«Und denkt daran: Gebt niemals auf. Niemals»
Zweimal im Jahr und insgesamt zum 27. Mal in zehn Jahren setzt sich ein Konvoi in Bewegung, mit coolen amerikanischen Schlitten, freiwilligen Fahrern und ganz vielen leuchtenden Kinderaugen. Die «Sternenfahrt» führte diesmal von Muri nach Muri, mit Mittagshalt in Hirschthal.
Es gibt Anlässe, bei denen strahlt man auch als Beobachter den ganzen Tag. Mit Stolz steigen Kinder, begleitet von einem Elternteil, in die grossen und edlen US-Cars und winken den Passanten zu, die gar nicht anders können, als mit einem breiten Lachen zurückzuwinken. Diese Kinder müssen mit einer Einschränkung zurecht kommen, und auch ihre Eltern werden bei der Betreuung sehr in Anspruch genommen. Mit der Ausfahrt schenken freiwillige Fahrerinnen und Fahrer aus der US-Car-Szene diesen Menschen ein besonderes Erlebnis. Sie und auch die Fahrgäste kommen aus der ganzen Deutschschweiz.
Der Tross wird vom Motorradclub «Angel Dogs» begleitet, wobei die schweren Jungs für die Sicherheit während der Fahrt sorgen. Die «Angel Dogs» unterstützen Menschen mit Epilepsie und investieren unter anderem in die Anschaffung und Ausbildung von Epilepsie-Begleithunden.
150 Gäste in Hirschthal
45 Fahrzeuge setzten sich diesmal in Bewegung, zum zweiten Mal in diesem Jahr. Wie schon im Juni fuhr der Konvoi mit Ausgangspunkt Muri durch das Seetal, das Wynental und das Suhrental zurück nach Muri. In Hirschthal wurde bei der Huplant Pflanzenkulturen AG zum Mittagessen Halt gemacht, Die Inhaberfamilie Huber ist eine der Sponsoren, die den Anlass unterstützen. «Wir waren selber betroffen mit einer einschneidenden Situation, als unser Sohn zweimal mit einem Hirntumor zu kämpfen hatte», erzählte Adrian Huber. Seine vierköpfige Familie habe das Leben komplett umgestellt, man passte die Ernährung an, das Bewusstsein des Lebens sei ein völlig anderes geworden.

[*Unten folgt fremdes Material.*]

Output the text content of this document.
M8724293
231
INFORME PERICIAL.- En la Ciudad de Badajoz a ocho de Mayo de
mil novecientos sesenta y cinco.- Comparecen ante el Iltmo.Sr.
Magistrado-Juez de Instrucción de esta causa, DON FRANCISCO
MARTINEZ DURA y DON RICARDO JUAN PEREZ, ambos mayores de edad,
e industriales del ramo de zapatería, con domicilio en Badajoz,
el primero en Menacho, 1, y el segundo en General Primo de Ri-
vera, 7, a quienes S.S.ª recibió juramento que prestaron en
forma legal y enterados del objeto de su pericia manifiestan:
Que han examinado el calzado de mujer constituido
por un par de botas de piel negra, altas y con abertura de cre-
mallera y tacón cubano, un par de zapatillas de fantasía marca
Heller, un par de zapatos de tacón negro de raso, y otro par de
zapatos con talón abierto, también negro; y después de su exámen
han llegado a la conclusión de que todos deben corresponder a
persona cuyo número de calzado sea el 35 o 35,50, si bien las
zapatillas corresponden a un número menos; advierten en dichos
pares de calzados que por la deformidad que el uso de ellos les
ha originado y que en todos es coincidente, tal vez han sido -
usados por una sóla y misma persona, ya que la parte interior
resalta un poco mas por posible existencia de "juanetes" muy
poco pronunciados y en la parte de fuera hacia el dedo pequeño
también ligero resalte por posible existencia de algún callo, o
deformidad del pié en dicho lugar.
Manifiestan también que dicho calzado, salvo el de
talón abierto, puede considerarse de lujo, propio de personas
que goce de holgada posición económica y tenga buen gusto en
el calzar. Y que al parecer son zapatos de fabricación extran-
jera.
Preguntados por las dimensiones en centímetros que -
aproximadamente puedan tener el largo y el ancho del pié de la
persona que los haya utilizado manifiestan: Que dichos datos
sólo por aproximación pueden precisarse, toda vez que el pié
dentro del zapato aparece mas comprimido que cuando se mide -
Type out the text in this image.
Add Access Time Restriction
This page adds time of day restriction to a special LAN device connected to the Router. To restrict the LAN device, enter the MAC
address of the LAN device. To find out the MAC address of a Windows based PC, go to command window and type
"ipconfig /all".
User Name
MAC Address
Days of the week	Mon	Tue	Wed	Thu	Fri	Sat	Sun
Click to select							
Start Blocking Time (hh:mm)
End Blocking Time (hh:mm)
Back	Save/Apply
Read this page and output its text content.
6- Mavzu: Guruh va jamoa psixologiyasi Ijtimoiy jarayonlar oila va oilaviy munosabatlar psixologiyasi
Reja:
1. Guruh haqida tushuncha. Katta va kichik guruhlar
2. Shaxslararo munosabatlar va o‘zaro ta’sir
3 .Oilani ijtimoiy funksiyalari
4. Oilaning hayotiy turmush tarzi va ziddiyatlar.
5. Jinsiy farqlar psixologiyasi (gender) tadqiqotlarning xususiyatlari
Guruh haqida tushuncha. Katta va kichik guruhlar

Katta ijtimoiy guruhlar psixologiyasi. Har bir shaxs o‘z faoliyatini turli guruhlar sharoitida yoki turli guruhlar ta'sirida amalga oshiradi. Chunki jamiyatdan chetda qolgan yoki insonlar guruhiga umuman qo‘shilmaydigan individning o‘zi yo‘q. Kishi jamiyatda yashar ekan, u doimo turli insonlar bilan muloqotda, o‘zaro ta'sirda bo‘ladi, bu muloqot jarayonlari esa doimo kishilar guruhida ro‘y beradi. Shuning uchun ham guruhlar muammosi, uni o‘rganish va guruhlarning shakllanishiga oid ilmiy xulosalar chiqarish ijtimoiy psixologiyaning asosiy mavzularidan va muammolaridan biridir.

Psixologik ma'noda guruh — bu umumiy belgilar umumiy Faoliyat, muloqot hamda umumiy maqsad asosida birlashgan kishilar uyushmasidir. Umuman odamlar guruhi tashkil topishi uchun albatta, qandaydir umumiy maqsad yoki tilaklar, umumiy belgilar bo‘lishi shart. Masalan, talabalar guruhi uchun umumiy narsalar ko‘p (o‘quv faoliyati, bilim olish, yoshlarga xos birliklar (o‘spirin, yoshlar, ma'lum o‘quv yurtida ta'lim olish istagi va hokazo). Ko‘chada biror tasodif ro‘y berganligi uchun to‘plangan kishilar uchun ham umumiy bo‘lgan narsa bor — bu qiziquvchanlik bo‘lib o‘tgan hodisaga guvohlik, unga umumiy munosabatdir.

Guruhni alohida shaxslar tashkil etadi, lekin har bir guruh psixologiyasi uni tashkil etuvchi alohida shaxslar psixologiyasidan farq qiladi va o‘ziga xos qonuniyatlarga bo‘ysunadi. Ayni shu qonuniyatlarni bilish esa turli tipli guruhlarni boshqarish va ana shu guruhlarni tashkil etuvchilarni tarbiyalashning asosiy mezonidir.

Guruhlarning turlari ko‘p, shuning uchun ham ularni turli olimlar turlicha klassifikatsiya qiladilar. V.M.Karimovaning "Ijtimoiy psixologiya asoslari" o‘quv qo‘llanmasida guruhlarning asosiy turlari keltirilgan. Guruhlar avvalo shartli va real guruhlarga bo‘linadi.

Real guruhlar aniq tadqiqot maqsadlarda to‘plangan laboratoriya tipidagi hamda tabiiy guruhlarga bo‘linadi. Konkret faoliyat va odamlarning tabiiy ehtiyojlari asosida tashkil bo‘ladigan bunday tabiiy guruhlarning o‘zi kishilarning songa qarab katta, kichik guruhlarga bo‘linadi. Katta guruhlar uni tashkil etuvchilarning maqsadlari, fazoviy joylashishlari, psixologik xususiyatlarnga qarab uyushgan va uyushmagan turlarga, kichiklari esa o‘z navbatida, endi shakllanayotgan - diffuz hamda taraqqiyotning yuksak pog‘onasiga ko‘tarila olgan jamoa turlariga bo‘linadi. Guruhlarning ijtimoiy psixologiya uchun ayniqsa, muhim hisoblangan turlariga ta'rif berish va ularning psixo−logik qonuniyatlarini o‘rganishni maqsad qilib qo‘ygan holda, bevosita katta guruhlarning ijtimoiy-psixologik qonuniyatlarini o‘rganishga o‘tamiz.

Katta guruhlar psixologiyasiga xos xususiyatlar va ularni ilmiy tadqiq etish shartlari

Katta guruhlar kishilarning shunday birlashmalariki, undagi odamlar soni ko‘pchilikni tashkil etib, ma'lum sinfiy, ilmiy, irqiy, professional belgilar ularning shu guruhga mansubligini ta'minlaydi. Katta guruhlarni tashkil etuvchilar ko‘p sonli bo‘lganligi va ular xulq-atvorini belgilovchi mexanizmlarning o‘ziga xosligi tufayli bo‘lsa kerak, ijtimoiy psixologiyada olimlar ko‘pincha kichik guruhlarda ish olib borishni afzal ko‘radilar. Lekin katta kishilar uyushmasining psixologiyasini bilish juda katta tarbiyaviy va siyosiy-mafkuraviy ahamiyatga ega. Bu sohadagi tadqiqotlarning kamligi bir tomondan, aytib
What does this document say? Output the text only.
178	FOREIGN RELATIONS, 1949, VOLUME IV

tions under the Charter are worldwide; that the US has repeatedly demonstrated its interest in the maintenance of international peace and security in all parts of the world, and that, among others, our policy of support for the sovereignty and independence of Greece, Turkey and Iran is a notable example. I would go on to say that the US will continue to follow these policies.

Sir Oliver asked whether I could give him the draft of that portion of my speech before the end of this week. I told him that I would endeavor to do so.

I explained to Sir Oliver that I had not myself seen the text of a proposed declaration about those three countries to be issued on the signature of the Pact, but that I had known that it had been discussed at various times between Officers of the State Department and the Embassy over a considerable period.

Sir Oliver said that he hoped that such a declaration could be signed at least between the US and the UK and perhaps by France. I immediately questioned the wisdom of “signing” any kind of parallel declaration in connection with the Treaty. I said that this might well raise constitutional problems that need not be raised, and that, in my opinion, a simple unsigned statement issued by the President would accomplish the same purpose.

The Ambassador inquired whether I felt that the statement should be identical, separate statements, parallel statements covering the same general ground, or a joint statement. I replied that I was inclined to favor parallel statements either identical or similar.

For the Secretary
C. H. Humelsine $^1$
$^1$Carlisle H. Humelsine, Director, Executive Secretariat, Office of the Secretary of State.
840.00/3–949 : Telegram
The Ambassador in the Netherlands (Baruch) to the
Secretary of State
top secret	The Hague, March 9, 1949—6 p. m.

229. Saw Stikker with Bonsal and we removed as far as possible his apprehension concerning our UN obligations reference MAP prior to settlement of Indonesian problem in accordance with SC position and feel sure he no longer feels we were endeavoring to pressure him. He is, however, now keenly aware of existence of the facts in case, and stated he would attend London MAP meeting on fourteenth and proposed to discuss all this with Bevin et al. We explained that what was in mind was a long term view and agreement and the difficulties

Heute, zum 25-jährigen Bestehen der Firma Huplant, sei es Zeit, etwas zurückzugeben. «Ich habe nicht so gern zu grosse Anlässe, mit der falschen Musik, dem falschem Essen, die Reden sind zu lang, und es gibt immer etwas auszusetzen.» Stattdessen setze er das Budget in verschiedene Projekte wie dieses ein. Die über 150 Gäste durften sich an einem reichhaltigen Buffet verköstigen, das Dessertangebot erfüllte sämtliche Träume, und die vielen kleinen und grossen Gespräche an den Tischen rundeten den Zwischenstopp ab.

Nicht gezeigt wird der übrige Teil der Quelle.